Editor’s note: This article first appeared on AMNY.com
Tuesday could provide a monumental moment in the arrival of Major League Baseball this summer.
The Athletic’s Ken Rosenthal and Evan Drellich reported that the league is expected to offer an alternative compensation proposal to the player’s union rather than the revenue-sharing plan that has created a prominent roadblock.
Two weeks ago, the owners approved MLB’s plan for an early-July Opening Day to kick off an 82-game regular season that would see the players take an additional pay cut based on revenue sharing.
With owners losing roughly 40% of their revenue with no fans in attendance, the league’s proposal would see the owners and players split the profits that came in through television broadcasts and advertising.
For the players, it would be the equivalent of a salary cap during a season in which they already agreed to take a pay cut back in March when prorated salaries were settled upon during baseball’s hiatus.
An inability to agree on a salary structure will only postpone baseball’s return, if not completely destroy it in 2020 — which makes Tuesday’s alternative proposal so important.
Per Rosenthal and Drellich, the player’s union could choose between holding the league to those prorated salaries agreed to two months ago or take a semblance of a percentage-based pay cut to work with the owners.

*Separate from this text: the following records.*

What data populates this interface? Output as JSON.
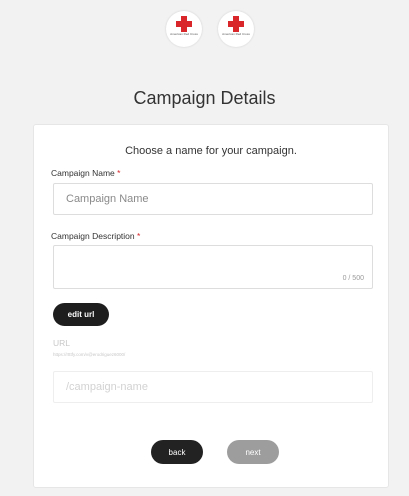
{
  "header": {
    "logos": [
      {
        "icon": "red-cross-icon",
        "text": "American Red Cross"
      },
      {
        "icon": "red-cross-icon",
        "text": "American Red Cross"
      }
    ]
  },
  "page": {
    "title": "Campaign Details",
    "subtitle": "Choose a name for your campaign."
  },
  "form": {
    "campaign_name": {
      "label": "Campaign Name",
      "required_mark": "*",
      "placeholder": "Campaign Name",
      "value": ""
    },
    "campaign_description": {
      "label": "Campaign Description",
      "required_mark": "*",
      "counter": "0 / 500",
      "value": ""
    },
    "edit_url_label": "edit url",
    "url": {
      "label": "URL",
      "value": "https://rtttfy.com/v@erodriguez6000/",
      "slug_placeholder": "/campaign-name"
    }
  },
  "buttons": {
    "back": "back",
    "next": "next"
  },
  "colors": {
    "background": "#f2f2f2",
    "required": "#d8262a",
    "primary_button": "#1e1e1e",
    "disabled_button": "#9d9d9d",
    "brand_red": "#d8262a"
  }
}
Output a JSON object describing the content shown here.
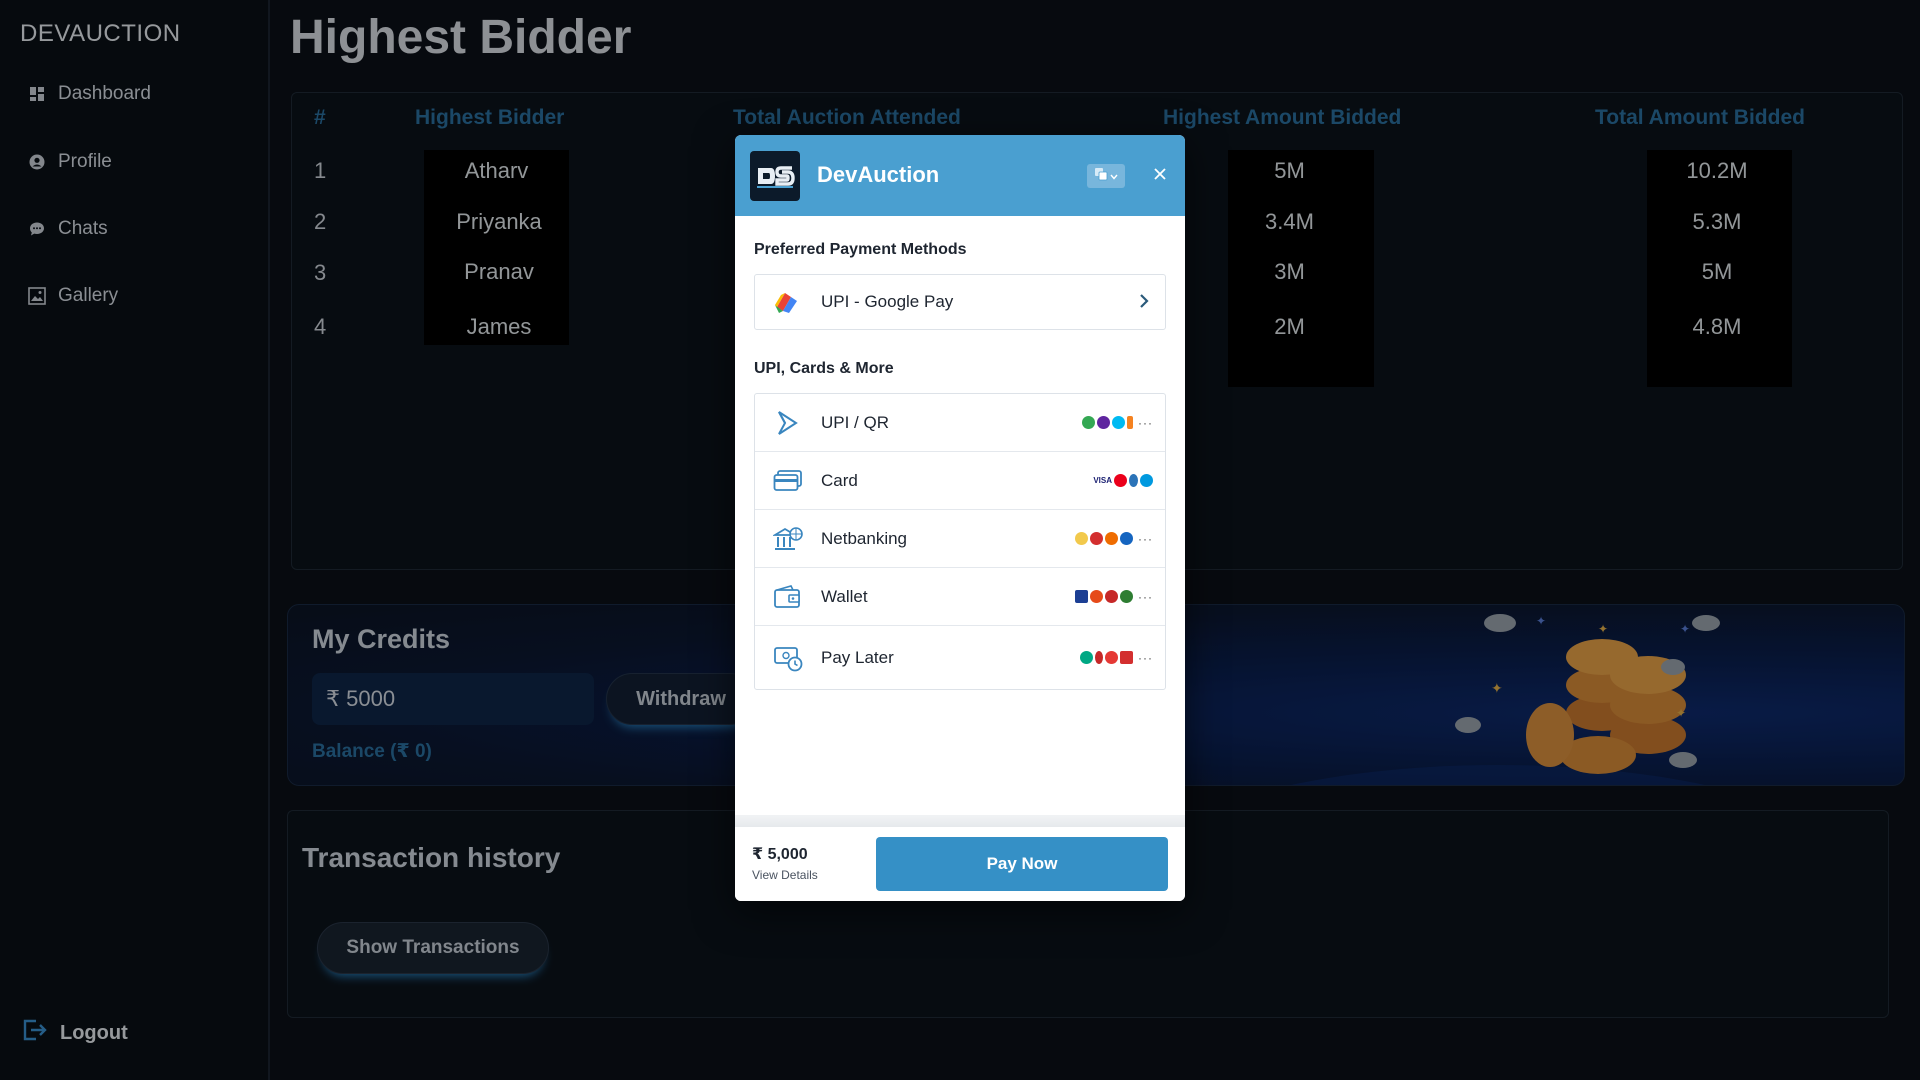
{
  "sidebar": {
    "brand": "DEVAUCTION",
    "items": [
      {
        "label": "Dashboard",
        "icon": "dashboard-icon"
      },
      {
        "label": "Profile",
        "icon": "profile-icon"
      },
      {
        "label": "Chats",
        "icon": "chat-icon"
      },
      {
        "label": "Gallery",
        "icon": "gallery-icon"
      }
    ],
    "logout": "Logout"
  },
  "page": {
    "title": "Highest Bidder"
  },
  "table": {
    "headers": [
      "#",
      "Highest Bidder",
      "Total Auction Attended",
      "Highest Amount Bidded",
      "Total Amount Bidded"
    ],
    "rows": [
      {
        "num": "1",
        "name": "Atharv",
        "highest": "5M",
        "total": "10.2M"
      },
      {
        "num": "2",
        "name": "Priyanka",
        "highest": "3.4M",
        "total": "5.3M"
      },
      {
        "num": "3",
        "name": "Pranav",
        "highest": "3M",
        "total": "5M"
      },
      {
        "num": "4",
        "name": "James",
        "highest": "2M",
        "total": "4.8M"
      }
    ]
  },
  "credits": {
    "title": "My Credits",
    "input_value": "₹ 5000",
    "withdraw_label": "Withdraw",
    "balance": "Balance (₹ 0)"
  },
  "transactions": {
    "title": "Transaction history",
    "show_label": "Show Transactions"
  },
  "modal": {
    "title": "DevAuction",
    "preferred_heading": "Preferred Payment Methods",
    "preferred_method": "UPI - Google Pay",
    "more_heading": "UPI, Cards & More",
    "methods": [
      {
        "label": "UPI / QR",
        "icon": "upi-icon"
      },
      {
        "label": "Card",
        "icon": "card-icon"
      },
      {
        "label": "Netbanking",
        "icon": "bank-icon"
      },
      {
        "label": "Wallet",
        "icon": "wallet-icon"
      },
      {
        "label": "Pay Later",
        "icon": "paylater-icon"
      }
    ],
    "amount": "₹ 5,000",
    "view_details": "View Details",
    "pay_label": "Pay Now"
  },
  "colors": {
    "accent": "#4a9fd0",
    "pay_button": "#3590c6",
    "header_text": "#2a6f9e",
    "background": "#0b1017"
  }
}
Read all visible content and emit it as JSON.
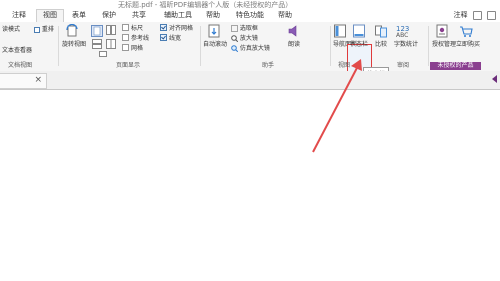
{
  "window": {
    "title": "无标题.pdf - 福昕PDF编辑器个人版（未经授权的产品）"
  },
  "tabs": [
    {
      "label": "注释"
    },
    {
      "label": "视图"
    },
    {
      "label": "表单"
    },
    {
      "label": "保护"
    },
    {
      "label": "共享"
    },
    {
      "label": "辅助工具"
    },
    {
      "label": "帮助"
    },
    {
      "label": "特色功能"
    },
    {
      "label": "帮助"
    }
  ],
  "right_tools": {
    "label": "注释"
  },
  "ribbon": {
    "doc_view": {
      "read_mode": "读模式",
      "reflow": "重排",
      "text_viewer": "文本查看器",
      "group_label": "文档视图"
    },
    "page_display": {
      "rotate_view": "旋转视图",
      "ruler": "标尺",
      "guides": "参考线",
      "grid": "网格",
      "snap_grid": "对齐网格",
      "line_weight": "线宽",
      "group_label": "页面显示"
    },
    "assist": {
      "auto_scroll": "自动滚动",
      "marquee": "选取框",
      "magnifier": "放大镜",
      "loupe": "仿真放大镜",
      "read_aloud": "朗读",
      "group_label": "助手"
    },
    "view": {
      "nav_panels": "导航面板",
      "status_bar": "状态栏",
      "compare": "比较",
      "word_count": "字数统计",
      "group_label": "视图",
      "review_label": "审阅"
    },
    "license": {
      "manage": "授权管理",
      "buy": "立即购买",
      "banner": "未授权的产品"
    }
  },
  "tooltip": {
    "text": "状态栏"
  },
  "document_tab": {
    "close": "×"
  },
  "colors": {
    "accent": "#8a3f8f",
    "highlight": "#e03b3b",
    "arrow": "#e24b4b"
  }
}
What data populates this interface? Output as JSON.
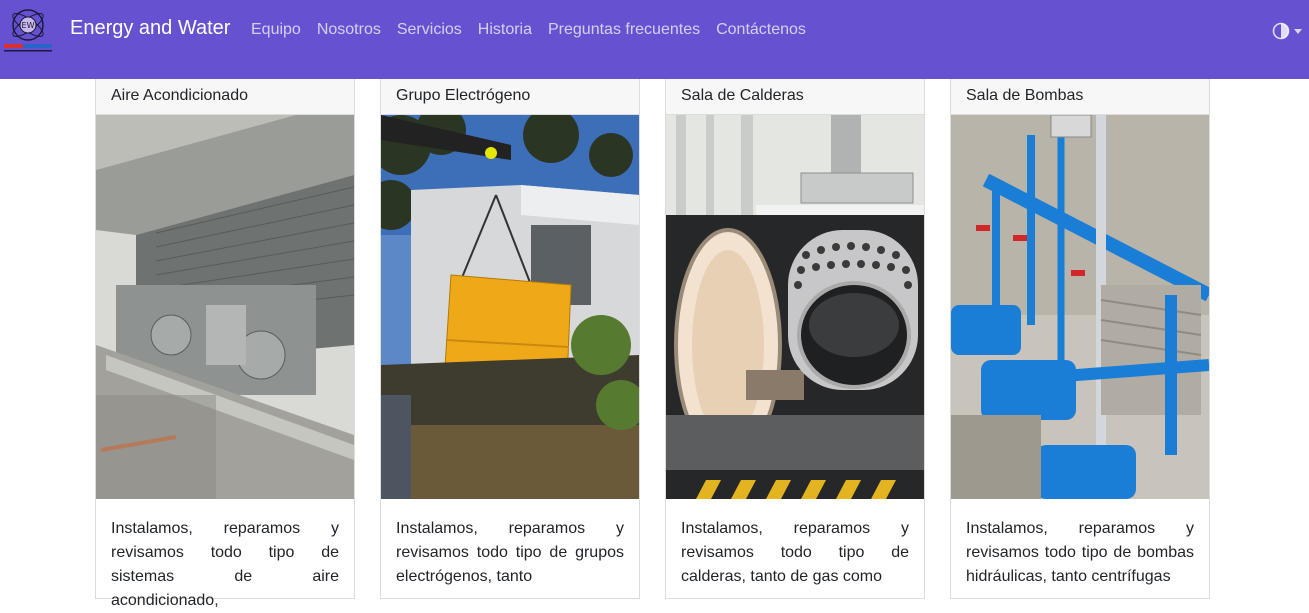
{
  "navbar": {
    "brand": "Energy and Water",
    "links": [
      {
        "label": "Equipo"
      },
      {
        "label": "Nosotros"
      },
      {
        "label": "Servicios"
      },
      {
        "label": "Historia"
      },
      {
        "label": "Preguntas frecuentes"
      },
      {
        "label": "Contáctenos"
      }
    ],
    "theme_icon": "half-circle-contrast-icon",
    "accent": "#6652d0"
  },
  "cards": [
    {
      "title": "Aire Acondicionado",
      "text": "Instalamos, reparamos y revisamos todo tipo de sistemas de aire acondicionado,",
      "image": "air-conditioning-unit-photo"
    },
    {
      "title": "Grupo Electrógeno",
      "text": "Instalamos, reparamos y revisamos todo tipo de grupos electrógenos, tanto",
      "image": "generator-photo"
    },
    {
      "title": "Sala de Calderas",
      "text": "Instalamos, reparamos y revisamos todo tipo de calderas, tanto de gas como",
      "image": "boiler-photo"
    },
    {
      "title": "Sala de Bombas",
      "text": "Instalamos, reparamos y revisamos todo tipo de bombas hidráulicas, tanto centrífugas",
      "image": "pump-room-photo"
    }
  ]
}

Those prorated salaries would provide a sizable hit on the wallets of all MLB teams.
According to a report last week from the Associated Press, prorated salaries could contribute to teams losing an average of $640,000 per game.
The Phillies are expected to lose $159 million, the 10th-most amongst MLB clubs — a ripple effect that could impact teams’ spending during the offseason, especially in free agency.
It’s something that could coax the players into agreeing to an additional percentage-based pay cut, which would avoid a stalemate that could wash the 2020 season.